38090.fb2
La clinique était du genre chic et douillet, avec des infirmières tout sourire, des réceptionnistes obséquieuses et des arrangements floraux soignés. L'avortement devait avoir lieu le lendemain matin, à sept heures. On m'avait demandé de rentrer la veille au soir, le 15 juillet. Bertrand était à Bruxelles, pour finaliser un gros contrat. Je n'avais pas insisté pour qu'il soit là. D'une certaine façon, je me sentais mieux sans lui. Il était plus facile de m'installer dans la chambre à la délicate couleur abricot en étant seule. À un autre moment, je me serais sans doute posé la question de savoir pourquoi la présence de mon mari me semblait à ce point superflue. J'en aurais été étonnée. N'était-il pas, après tout, une part de ma vie, une présence de chaque jour ? J'étais seule dans cette clinique, à traverser la plus sévère crise de ma vie et pourtant, soulagée de le savoir absent.

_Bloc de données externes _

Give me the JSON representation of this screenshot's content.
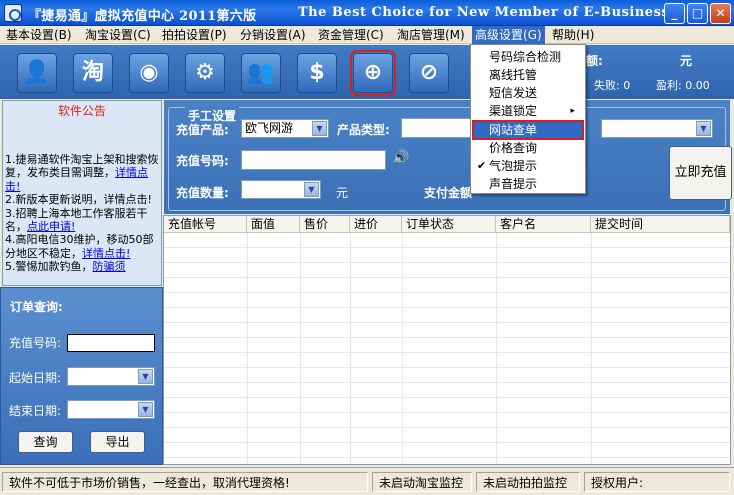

J'avais des gestes mécaniques. Je pliai mes vêtements, rangeai ma brosse à dents sur l'étagère au-dessus de l'évier, regardai par la fenêtre les façades bourgeoises de cette rue tranquille. Une voix intérieure me murmurait quelque chose que j'avais tenté d'ignorer pendant toute cette journée. Qu'est-ce que je foutais là ? N'étais-je pas folle de subir tout ça ? Je n'avais mis personne dans la confidence. Personne, sauf Bertrand. Je ne voulais surtout pas repenser à son sourire enchanté quand je lui avais annoncé que j'acceptais d'avorter, et cette façon qu'il avait eue de me prendre dans ses bras et de m'embrasser le dessus de la tête avec une ferveur sans retenue.
Je m'assis sur le lit étroit et sortis le dossier « Sarah » de mon sac. Sarah était la seule personne à laquelle je supportais de penser à présent. La retrouver tenait pour moi de la mission sacrée, c'était l'unique façon de pouvoir marcher la tête haute, de dissiper la tristesse dans laquelle ma vie était plongée. La retrouver, oui, mais comment ? Je n'avais trouvé ni Sarah Dufaure ni Sarah Starzynski dans l'annuaire. Cela aurait été trop facile. L'adresse inscrite sur les lettres de Jules n'existait plus. Alors, j'avais décidé de partir à la recherche des fils ou des petits-fils, les garçons qui se trouvaient avec Sarah sur la photo de Trouville : Gaspard et Nicolas Dufaure, qui devaient avoir maintenant entre soixante et soixante-dix ans.
Malheureusement Dufaure était un nom de famille assez répandu. Rien que dans la région d'Orléans, il y en avait des centaines. Et il faudrait les appeler un par un ! Je m'étais attelée à la tâche la semaine précédente, avais surfé des heures sur Internet, plongée dans les annuaires, n'arrêtant pas de passer des coups de fil pour n'aboutir qu'à des résultats décevants.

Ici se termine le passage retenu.